ST. LOUIS (Reuters) - A Canadian baby on the brink of death was being evaluated by doctors in St. Louis on Tuesday after he was refused treatment in Ontario and airlifted to the U.S., officials said on Tuesday.
The baby, 13-month-old Joseph Maraachli, was brought to Missouri by his father and Frank Pavone of the New York-based Priests for Life and taken to Cardinal Glennon Children’s Medical Center for evaluation and possible treatment.
The baby suffers from a progressive neurodegenerative disease that is fatal, according doctors in Canada.
Doctors at the hospital in London, Ontario, said efforts to save the baby’s life were futile. The hospital said in a statement its staff recommended sending the baby home “on a breathing machine, and then placing him in the arms of his family before withdrawing the machine.”
The hospital, the London Health Sciences Center, said it allowed the transfer of the child “despite the strongest possible medical advice to the contrary.”
Baby Joseph “needs to be in a hospital that cherishes life over the bottom line. After around-the-clock negotiations, this really became a race against time,” Pavone said.
Several other U.S. hospitals declined to treat the child.
The child’s parents had urged the Canadian doctors to perform a tracheotomy, a hole cut into the throat, on their son. The Canadian hospital said the invasive procedure was not appropriate in Joseph’s case. He had been in the London hospital since October where he was connected to breathing machines and a feeding tube.

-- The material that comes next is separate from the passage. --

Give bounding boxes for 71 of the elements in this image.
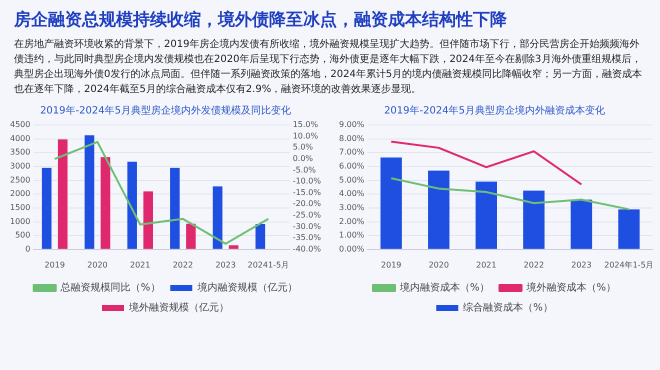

Cardinal Glennon chief of pediatrics, Dr. Robert Wilmott, said Joseph likely will have the procedure performed by the end of this week to facilitate his transition to a skilled nursing facility.
“If there is a chance this boy can live, we have to explore every option,” Pavone said.
Pavone was involved in the controversial case of Terri Schiavo, a Florida woman who went into a coma after a cardiac arrest. Schiavo’s parents were opposed to her husband’s efforts to disconnect her feeding tube and allow her to die.
The husband ultimately prevailed in court, and Terri Schiavo died in 2005. Pavone was an advocate on behalf of Schiavo’s parents and was at her bedside as she was dying, according to the Priests for Life web site.
The baby’s aunt, Faith Nader, told CBC News that the Windsor, Ontario, family hated the way Joseph was treated in London.
“We all hated it so much. It was the way they were treating him. It was so, so horrible. So we just wanted our right to life. We just wanted him out of there,” she said.
Priests for Life said it paid for the private jet that took the child to the U.S. and also would pay medical bills and expenses for the family.